Je reste planté là, à la regarder avaler la mixture épaisse et noire jusqu’à ce qu’elle finisse par me demander : « il y a autre chose que tu dois me dire, Régis ? »
– J’ai trouvé ton nom et ton numéro de téléphone dans le porte-feuille d’Emelyne, dans le bureau d’Albert, qui est maintenant très occupé à discuter avec Emelyne, qui elle-même a l’air particulièrement fâchée.
– Oh mon dieu ! crie-t-elle, les yeux écarquillés.
– Quoi, il est pas bon le café ? C’est pas moi, c’est FRANZ. Maintenant, je voudrais que tu me dises tout ce que tu sais sur Emelyne.
– Oh mon dieu, oh mon dieu, répète-t-elle, les mains malaxant sa tête décoiffée.
– Mais encore, Suzanne ?
– D’accord, je vais t’expliquer. Mais… tu dois comprendre, Régis. Je voulais l’aider. Je ne suis pas responsable pour ce qui s’est produit ensuite.
– Et si on commençait par le début Suzanne, lui dis-je les bras croisés debout au bord du lit à la manière d’un inspecteur de police véreux dans un téléfilm allemand sur fond de musique instrumentale (percussions, xylophone, trompette).
Suzanne déballe tout, et ça dure au moins dix minutes. Elle me raconte comment elle a rencontré la première fois Emelyne à la gare routière de la ville voisine alors qu’elle était en promenade. Emelyne lui avait expliqué qu’elle était étudiante, en vacances, qu’elle remontait d’Espagne où elle avait vécu un idylle sexe-drogue-et-rock’n’roll de trois semaines avec un type qu’elle avait rencotré là-bas, avant de se faire plaquer par son amoureux, un con qui en avait bien profité, et elle n’avait plus tellement d’argent, ni de batterie dans son téléphone pour remonter chez elle, en Belgique ou quelque chose comme ça. Elle faisait plus ou moins la manche, se sentait plus ou moins perdue et sa petite frimousse creusée par la faim, la soif et la fatigue avait ému Suzanne. Elle avait proposé à Emelyne de venir se reposer à la résidence où, pour sûr, elle serait bien reçue par des gens charmants, mes fesses. Elle est arrivée un soir tard et la première personne qu’elle a croisé c’est Etienne, évidemment, dans son atelier de sculpture de nichons à l’entrée de la résidence. Il lui a proposé de se mettre à poil comme il fait avec tout ce qui est plutôt féminin. Suzanne l’a vu dans l’atelier mais n’a pas daigner interrompre l’artiste. Et c’est tout ce dont elle se souvient.

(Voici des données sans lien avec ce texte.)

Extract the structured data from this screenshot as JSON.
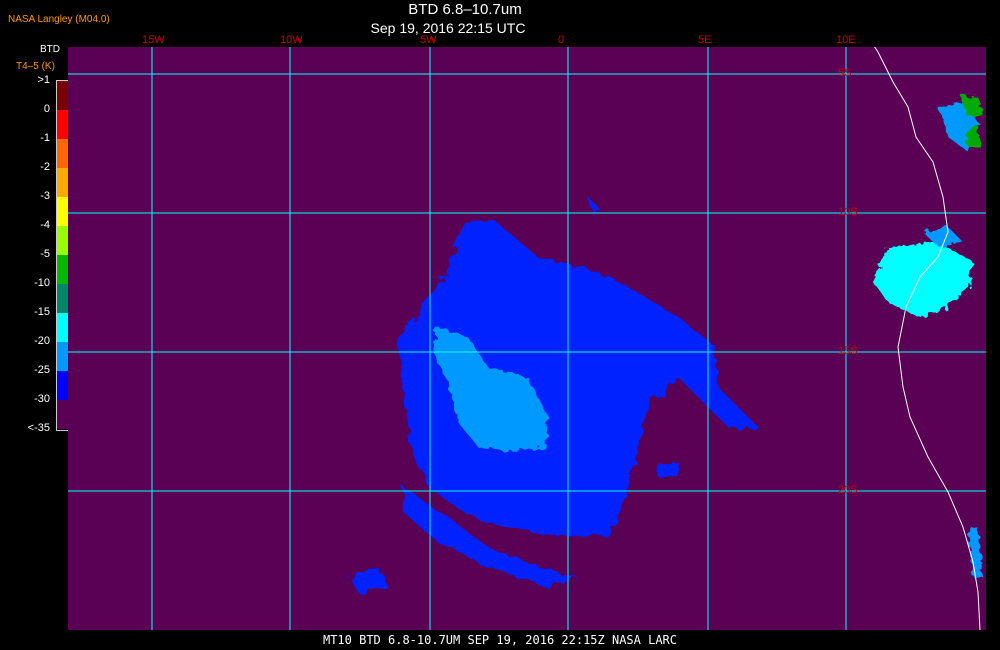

– Est-ce que tu en avais parlé à Albert ? Je veux dire, du truc de l’héberger dans la résidence ?
– Non, je savais qu’il ne serait pas favorable à cette idée. Mais j’aurais pu la cacher dans ma chambre le temps de lui trouver un moyen de rentrer chez elle.
– Et alors ?
– Je suis allée prendre un thé avec Amanda dans le jardin. Et quand je suis retournée la chercher dans l’atelier d’Etienne, la lumière était éteinte. Ils n’étaient plus là. Je l’ai cherché un peu partout sans en parler à personne. Et puis… ce n’est que trois jours plus tard que j’ai appris qu’on l’avait retrouvé morte dans la chambre froide.
Suzanne a commencé à trembler de partout et à grincer des dents. L’histoire m’a semblé crédible, même si la fin est assez confuse et triste. Je l’ai laissé à ses problèmes de tétanie pour reprendre mon interrogatoire avec Etienne le pervers. Emelyne m’attendait à la porte de la chambre de Suzanne. Ses grands yeux noirs m’ont transpercé. Je crois bien qu’elle est morte, pour de bon.